Ceremony held at Visitors Center statue for ‘CCC boys’

Times Observer photo by Brian Ferry Civilian Conservation Corps historian Michael Schultz talks about CCC veteran Charles Varro during the 11th annual CCC Statue Dedication Ceremony Friday at Warren County Visitors Bureau.

A group of about 20 people gathered Friday to honor the veterans of the Civilian Conservation Corps.

Family members of four CCC boys attended the 11th annual CCC Statue Dedication Ceremony at the Warren County Visitors Center.

The statue at the visitors center in Starbrick is one of seven in Pennsylvania. It was dedicated in 2007.

On Friday, the ceremony honored local veterans — Donald Come, Orren Wood, Charles Varro, Joe Tullio, John Dennis, Nick Stanko, and Leo Beane.

Philip Gouzie, who recently passed away, was also honored.

Ed Atwood, chairman of the statue committee, said Varro was the driving force behind the statue.

He told Atwood, “You could do the CCC boys a big favor if you could get a statue here.”

That set Atwood on the path. “He kept after me until I got it going,” he said. “Charles kept everything going. He kicked us around.”

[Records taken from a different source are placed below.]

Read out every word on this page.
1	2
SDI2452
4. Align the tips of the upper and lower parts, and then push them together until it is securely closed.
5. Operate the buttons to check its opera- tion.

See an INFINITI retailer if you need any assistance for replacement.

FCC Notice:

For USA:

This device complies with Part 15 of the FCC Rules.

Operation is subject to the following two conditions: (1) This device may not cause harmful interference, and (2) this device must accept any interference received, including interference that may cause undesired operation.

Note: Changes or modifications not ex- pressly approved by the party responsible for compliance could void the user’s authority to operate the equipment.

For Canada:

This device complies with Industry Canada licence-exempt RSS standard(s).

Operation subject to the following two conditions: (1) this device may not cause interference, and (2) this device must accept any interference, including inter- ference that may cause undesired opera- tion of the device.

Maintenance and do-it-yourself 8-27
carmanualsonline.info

Although the ANF was promised the first CCC statue, the one that finally arrived was number 42, Atwood said.

CCC historian Michael Schultz spoke about Varro.

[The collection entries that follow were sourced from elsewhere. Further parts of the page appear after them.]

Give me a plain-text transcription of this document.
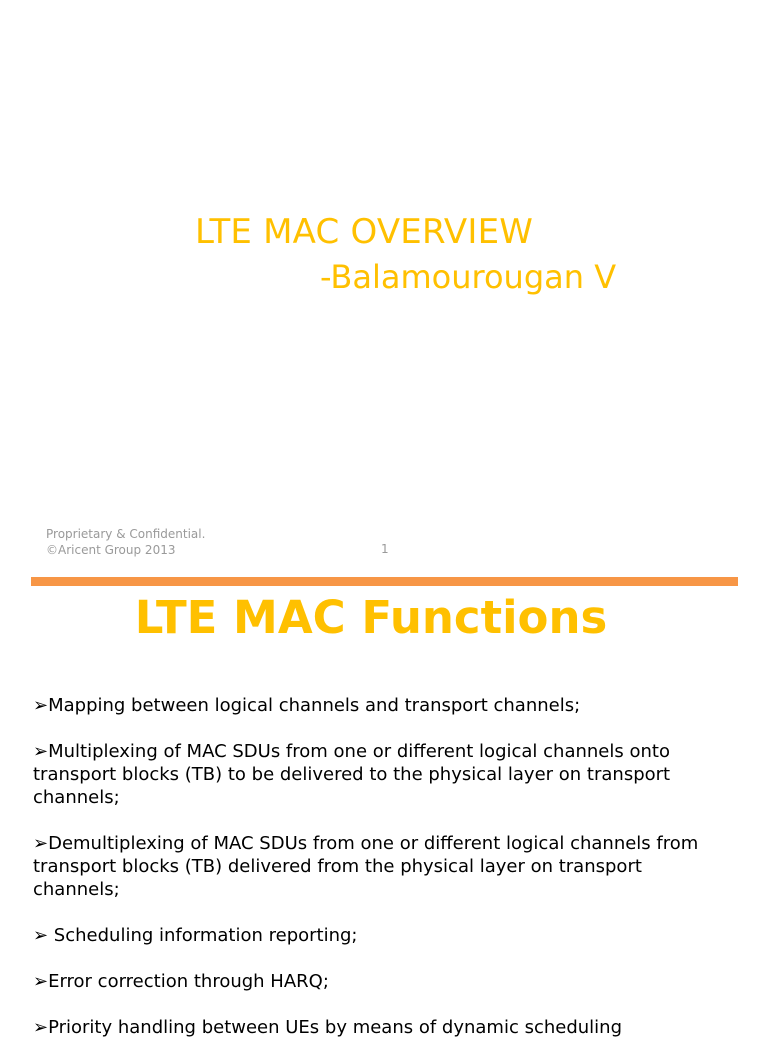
LTE MAC OVERVIEW

-Balamourougan V

Proprietary & Confidential. ©Aricent Group 2013	1
LTE MAC Functions
➢Mapping between logical channels and transport channels;
➢Multiplexing of MAC SDUs from one or different logical channels onto transport blocks (TB) to be delivered to the physical layer on transport channels;
➢Demultiplexing of MAC SDUs from one or different logical channels from transport blocks (TB) delivered from the physical layer on transport channels;
➢ Scheduling information reporting;
➢Error correction through HARQ;
➢Priority handling between UEs by means of dynamic scheduling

“Charlie was a very good baseball player,” Schultz said. “During World War II, he played a lot of baseball in the South Pacific.”

He made a connection with Red Sox hall-of-fame second baseman Bobby Doerr, Schultz said. He also met and played an exhibition against Ted Williams in which he said he was going to strike the Splendid Splinter out. “He didn’t,” Schultz said.

There were 14 CCC camps on the Allegheny National Forest alone.

Among their many accomplishments, the boys in the CCC:

¯ built almost 47,000 bridges;

¯ developed over 800 state parks;

¯ built 4,622 fish rearing ponds;

¯ restored 3,980 historic structures;

¯ installed about 5,000 miles of water supply line;

¯ improved 3,462 beaches;

¯ surveyed and mapped millions of acres and thousands of lakes;

¯ built 1,865 drinking fountains;

¯ built 27,191 miles of fence;

¯ spent a total of over 200,000 man-days fighting coal fires — some possibly thousands of years old;

¯ built over 3,000 lookout towers; and

¯ learned to read — “more than 400,000 illiterate enrollees were taught to read and write during their time in the CCC.”

Tree planting was a major effort for the CCC in Pennsylvania. In all, the organization planted more than 3 billion trees.

Local CCC veterans are honored with trees and plaques at the visitors center.

The tree honoring Varro is a serviceberry selected by DCNR Cornplanter District Forester Cecile Stelter. “It’s the first tree that blooms in the spring,” she said. “It’s native and long-lasting. It’s truly a tribute to him.”

CCC Legacy Board member Martha Smith attended the ceremony and spoke about Philip Gouzie — CCC veteran and a Legacy Board member.

At 16, Gouzie heard his father tell his mother that he had lost his job and the family would be losing their home.

“That young boy decided to join the CCC,” she said.

He was not old enough, but local recruiters sometimes looked the other way.

Homesick after months away, he decided to walk the 30 miles to his home in Portland, Maine, when he was given weekend leave, Smith said. A buddy turned back after nine miles, leaving Gouzie on his own. He met a truck driver who stopped and explained to the boy that he could lose his job if he let him ride. But, he also explained that he had to take a short break, and if someone were to climb on top of the logs on the back of the truck, he wouldn’t know about it, and that passenger could get a ride into Portland by holding onto the chains.

Gouzie said he thought during that ride that he was going to die before he got back to see his ‘Mumma,’ Smith said.

“Phil was CCC through and through,” she said.

Gouzie passed away in July at the age of 95.